Somehow I stumbled across the inaugural issue of the Hacker School journal: Code Words: A quarterly publication about programming from Hacker School.
I haven't had time to read the entire issue yet, but so far I'm really pleased.
You know that you're really reading a publication targeted at programmers when the first paragraph of the first article is as follows:
Floating point is a giant mess. There are known best practices for most issues that come up in everyday use (e.g., using Kahan summation or adding stochastic noise to reduce aggregate numerical error), but there are still corner cases. Different libraries and implementations give different results because there’s no generally accepted standard.
"Numerical error"? "Kahan summation"? "Stochastic noise"?

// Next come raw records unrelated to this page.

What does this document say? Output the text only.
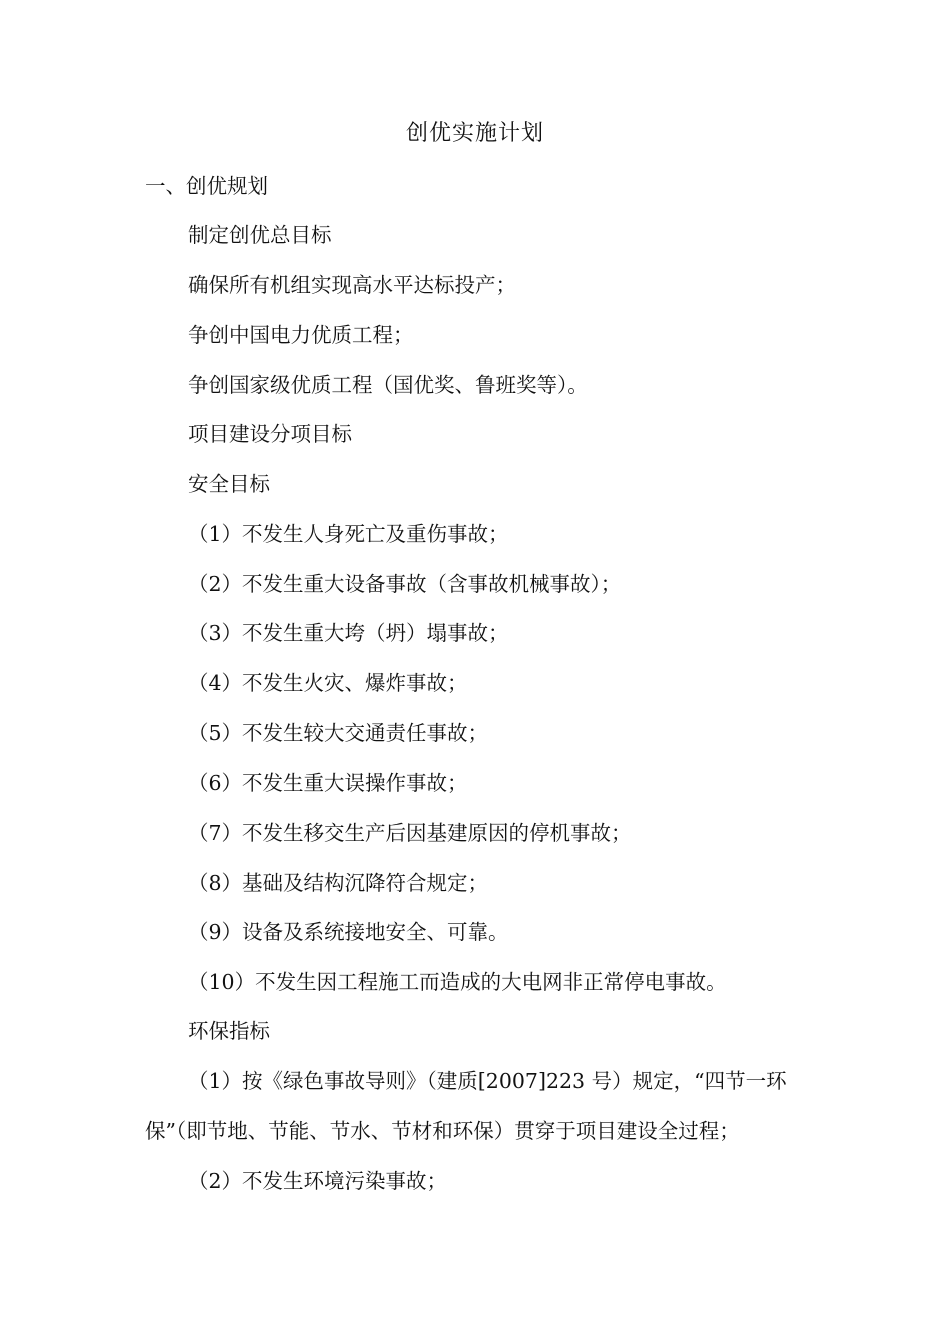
创优实施计划
一、创优规划
制定创优总目标
确保所有机组实现高水平达标投产；
争创中国电力优质工程；
争创国家级优质工程（国优奖、鲁班奖等）。
项目建设分项目标
安全目标
（1）不发生人身死亡及重伤事故；
（2）不发生重大设备事故（含事故机械事故）；
（3）不发生重大垮（坍）塌事故；
（4）不发生火灾、爆炸事故；
（5）不发生较大交通责任事故；
（6）不发生重大误操作事故；
（7）不发生移交生产后因基建原因的停机事故；
（8）基础及结构沉降符合规定；
（9）设备及系统接地安全、可靠。
（10）不发生因工程施工而造成的大电网非正常停电事故。
环保指标
（1）按《绿色事故导则》（建质[2007]223 号）规定，“四节一环
保”（即节地、节能、节水、节材和环保）贯穿于项目建设全过程；
（2）不发生环境污染事故；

Oh, yes, yes, YES! Bring it on!
And I also really enjoyed An introduction to functional programming, with its straight-forward, plain-english approach:
When people talk about functional programming, they mention a dizzying number of “functional” characteristics. They mention immutable data, first class functions and tail call optimisation. These are language features that aid functional programming. They mention mapping, reducing, pipelining, recursing, currying and the use of higher order functions. These are programming techniques used to write functional code. They mention parallelization, lazy evaluation and determinism. These are advantageous properties of functional programs.Ignore all that. Functional code is characterised by one thing: the absence of side effects. It doesn’t rely on data outside the current function, and it doesn’t change data that exists outside the current function. Every other “functional” thing can be derived from this property. Use it as a guide rope as you learn.
They seem to be off to a great start, so I'm hoping that Hacker School continue to find success, and continue to publish more issues of their journal.
Meanwhile, reading the journal led me to the Hacker School blog, which seems pretty great too; I particularly like their "Read Along" feature, in which they select a research topic each week, post a pointer to the paper with some introductory thoughts, and encourage the audience to read along with the paper and contribute their own reactions.
If you're looking for some good reading to strengthen and extend your programming skills, give the Hacker School publications a try!